Toutefois, le vote électronique à l’échelle fédérale vient d’être écarté : après un flot de critiques, la Confédération a en effet décidé, le 26 juin, de suspendre pour l’instant le vote électronique en tant que procédé de vote ordinaire, au même titre que le vote par les urnes ou par correspondance. La proposition aurait pourtant simplifié la procédure de consultation pour les cantons et satisfait aux principales exigences. Les cantons auraient conservé la compétence de délivrer l’autorisation du vote électronique. La période probatoire est appelée à se poursuivre. Ces dernières années, pas moins de 15 cantons avaient autorisé une partie des citoyens ayant le droit de vote – notamment les Suisses de l’étranger – à exprimer leur volonté par voie électronique. Toutefois, des écueils sont apparus durant la phase pilote. Ils ne sont pas d’ordre politique, mais technique. En juin, le canton de Genève a mis fin à l’exploitation de son système, également utilisé par les cantons de Berne, d’Argovie et de Lucerne. Quant à la Poste, elle abandonne également son système de vote électronique, misant tout sur un procédé nouveau, qui devrait être introduit peu à peu en 2020 seulement. Mi-août, la Chancellerie fédérale veut décider si ce dernier pourra déjà être introduit pour les élections fédérales d’octobre 2019. Jonas Pauchard, lui-même aveugle, s’engage en faveur du vote électronique : « Le vote électronique me permettrait pour la première fois, en tant que personne aveugle, de voter en toute autonomie, sans l’aide d’un voyant. » Etant donné que la Suisse – contrairement à l’Allemagne – ne propose pas de modèle de vote tactile, il est grand temps de mettre au point des systèmes sans barrières tels que le vote électronique. » Gerd Bingemann, responsable de la défense des intérêts à l’UCBA, renchérit en précisant que lors d’un vote numérisé, la plateforme et le processus d’enregistrement doivent garantir une sécurité totale par rapport à un accès abusif.
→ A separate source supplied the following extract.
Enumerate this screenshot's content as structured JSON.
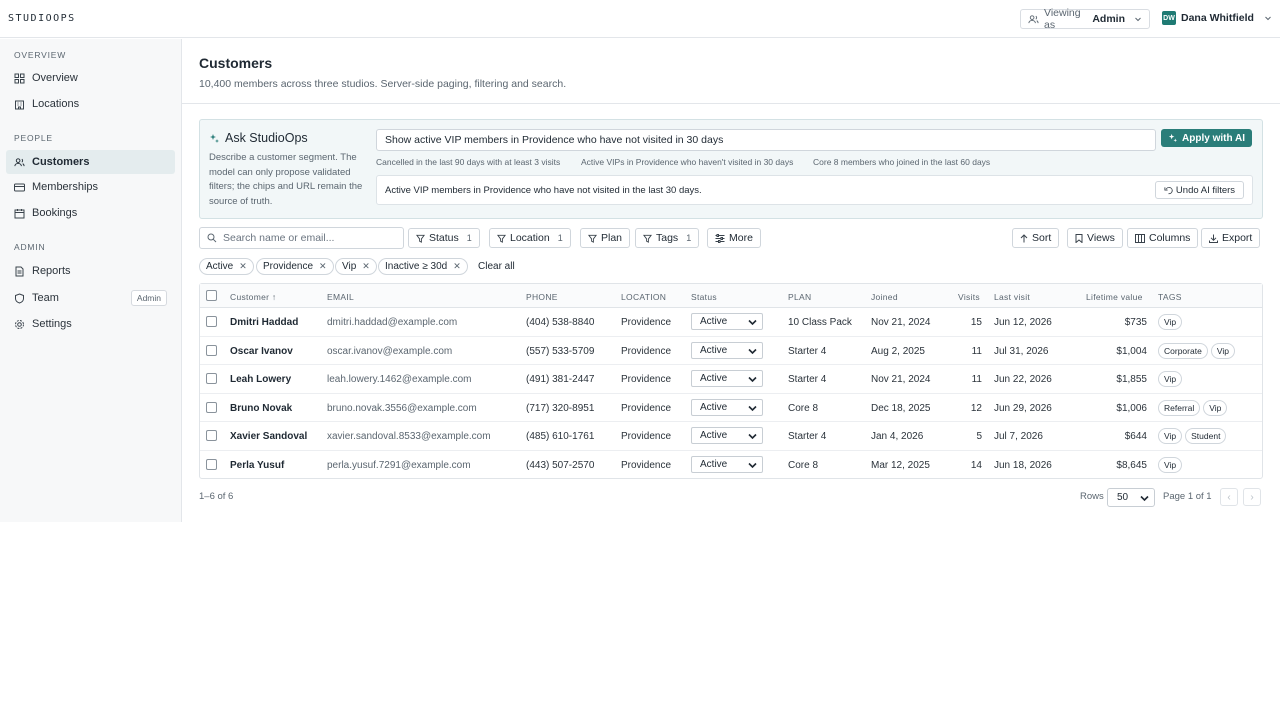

Actuellement, un modèle de vote tactile existe dans 14 pays – mais pas en Suisse. L’Allemagne a été le premier pays à introduire ce modèle lors des élections du Bundestag en 1980, à Marbourg. Ce n’est que depuis 2002 que les personnes aveugles et malvoyantes bénéficient de cette possibilité à l’échelle nationale. Les modèles de vote tactile sont envoyés aux personnes concernées par la fédération allemande des Aveugles et des Malvoyants (DBSV). Après avoir placé le chablon écrit en braille sur la liste électorale, il leur suffit d’indiquer leur choix par une croix à l’endroit perforé souhaité. Une marque placée au même endroit sur le modèle et sur le bulletin de vote leur permet de placer le chablon correctement. « Toutefois, aujourd’hui encore, les personnes aveugles et malvoyantes ne peuvent souvent pas recourir au modèle de vote tactile à l’échelon communal », précise Torsten Resa, membre de la DBSV.

En Autriche aussi, pour des élections majeures, les documents sont préparés de manière à permettre aux personnes aveugles et malvoyantes d’y prendre part. La fédération autrichienne des aveugles et malvoyants (BSVÖ) participe à ce processus. Lors des élections des députés de l’Union européenne, par exemple, le ministère autrichien de l’intérieur a autorisé la publication préalable du matériel d’information et de vote en braille et sur CD, en format Daisy. De plus, des modèles tactiles de vote et d’élection ont été conçus et mis à la disposition des intéressés dans les bureaux de vote. « Théoriquement, les assesseurs des bureaux de vote ont reçu les instructions nécessaires », explique Iris Gassenbauer, du secrétariat des relations publiques auprès de la BSVÖ. En outre, il est possible de voter par correspondance. Cela permet de renvoyer ses bulletins de vote, dûment remplis chez soi. Lorsque cela se justifie, une commission électorale itinérante, appelée aussi « instance électorale particulière » se rend gratuitement, sur demande, au domicile de la personne ayant le droit de vote.

Que l’on opte pour le vote électronique ou le modèle de vote tactile, ces méthodes alternatives susceptibles d’améliorer l’accessibilité au vote, contribueraient grandement à la mise en œuvre de la CDPH.